In Dallas and Fort-Worth, the Dallas Morning News' WFAA and the Fort Worth Star Telegram's WBAP both shared time on two frequencies: 570 (a regional allocation) and 840 (a clear channel frequency). 570 was an NBC Blue/ABC affiliate; 840 carried NBC (Red) programming. The two licensees shifted back and forth, alternating with each other on each frequency. That arrangement continued into the 60s (at least, maybe longer).

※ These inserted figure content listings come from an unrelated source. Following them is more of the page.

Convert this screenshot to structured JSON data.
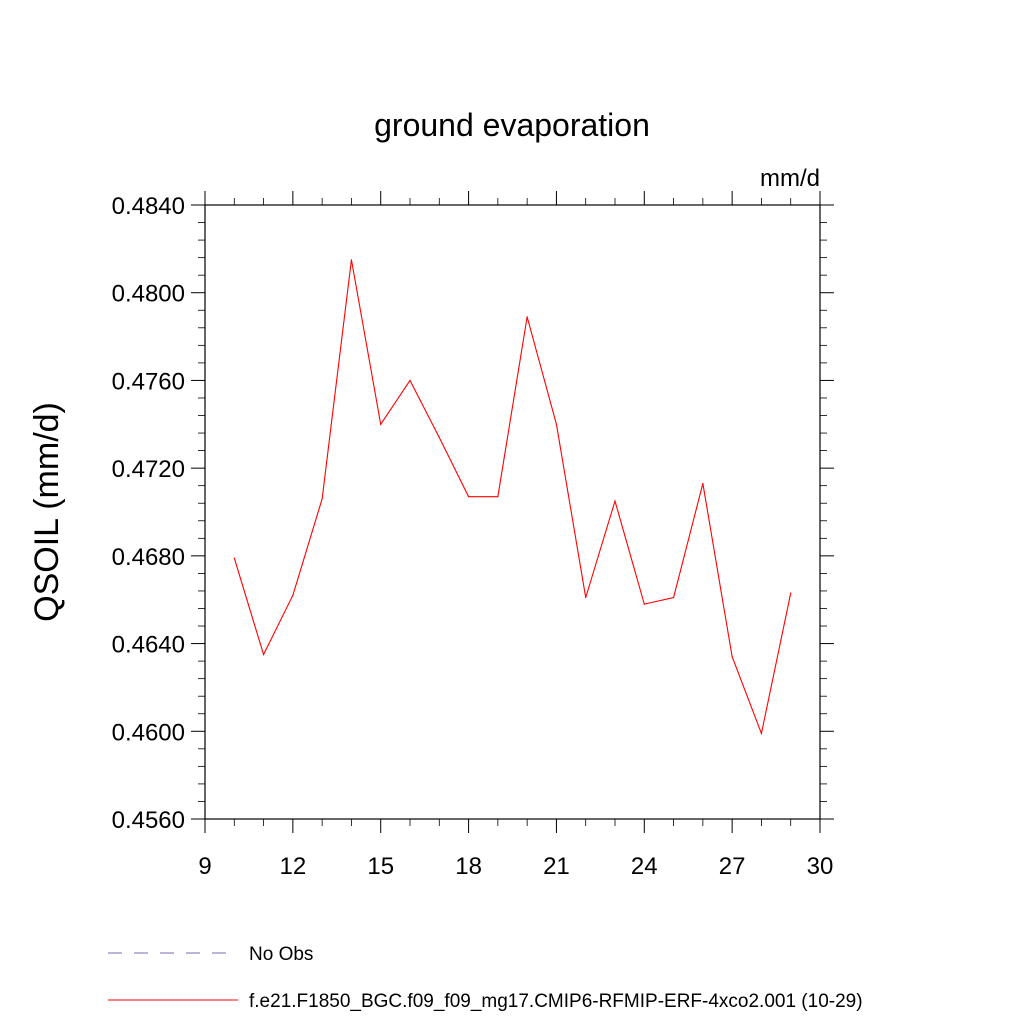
{
  "chart_data": {
    "type": "line",
    "title": "ground evaporation",
    "units": "mm/d",
    "xlabel": "",
    "ylabel": "QSOIL  (mm/d)",
    "xlim": [
      9,
      30
    ],
    "ylim": [
      0.456,
      0.484
    ],
    "x_ticks": [
      9,
      12,
      15,
      18,
      21,
      24,
      27,
      30
    ],
    "y_ticks": [
      "0.4560",
      "0.4600",
      "0.4640",
      "0.4680",
      "0.4720",
      "0.4760",
      "0.4800",
      "0.4840"
    ],
    "series": [
      {
        "name": "f.e21.F1850_BGC.f09_f09_mg17.CMIP6-RFMIP-ERF-4xco2.001 (10-29)",
        "color": "#ff0000",
        "style": "solid",
        "x": [
          10,
          11,
          12,
          13,
          14,
          15,
          16,
          17,
          18,
          19,
          20,
          21,
          22,
          23,
          24,
          25,
          26,
          27,
          28,
          29
        ],
        "values": [
          0.4679,
          0.4635,
          0.4662,
          0.4706,
          0.4815,
          0.474,
          0.476,
          0.4734,
          0.4707,
          0.4707,
          0.4789,
          0.474,
          0.4661,
          0.4705,
          0.4658,
          0.4661,
          0.4713,
          0.4634,
          0.4599,
          0.4663
        ]
      }
    ],
    "legend": [
      {
        "label": "No Obs",
        "color": "#7b68b0",
        "style": "dashed"
      },
      {
        "label": "f.e21.F1850_BGC.f09_f09_mg17.CMIP6-RFMIP-ERF-4xco2.001 (10-29)",
        "color": "#ff0000",
        "style": "solid"
      }
    ]
  }
}
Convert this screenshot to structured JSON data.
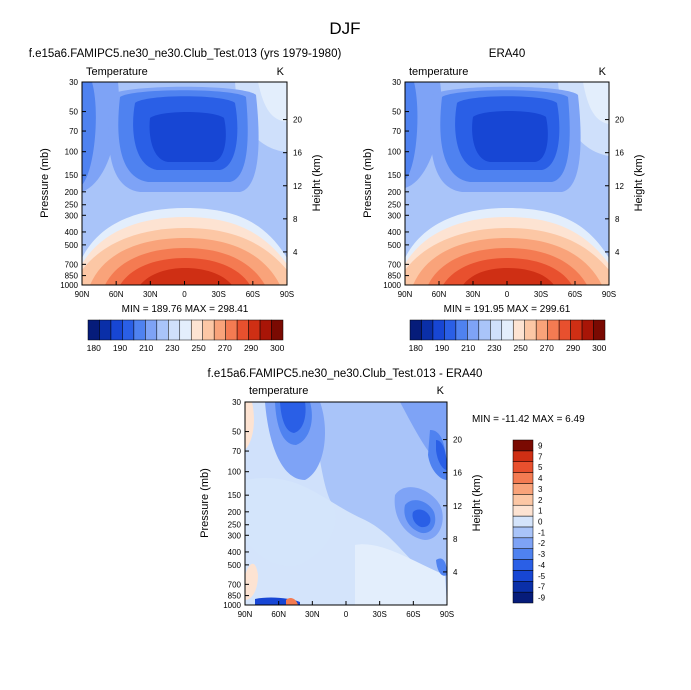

All this sounds strange now, but in the 20s the only precedent available to set up radio broadcasting was two-way radio communication. Everybody used the same frequency and operators were supposed to share. It made sense then that individual licensees would also share broadcast frequencies. Nobody had thought of buying ad time yet. So a department store, or newspaper or radio manufacturer or church would get a license to go on a few times a week - even once a week - to promote their own product or organization. In the early years, frequencies still had to go silent for a few minutes each hour to listen for emergency or distress calls. In some towns, all broadcasters would all agree to go silent at times so listeners could DX. It was AT&T, which charged people to talk over its phone system, which came up with the idea of charging people to talk over the radio. Stations bought out others with which they shared a frequency and started charging clients for air time. And now you know..... the rest of the story.
 
WPBS (the Philadelphia Bulletin Station...now WUSL) was originally on 107.7. It did a frequency swap with ca$h for 98.9, WSNJ Bridgeton. See, the WPST move is nothing new.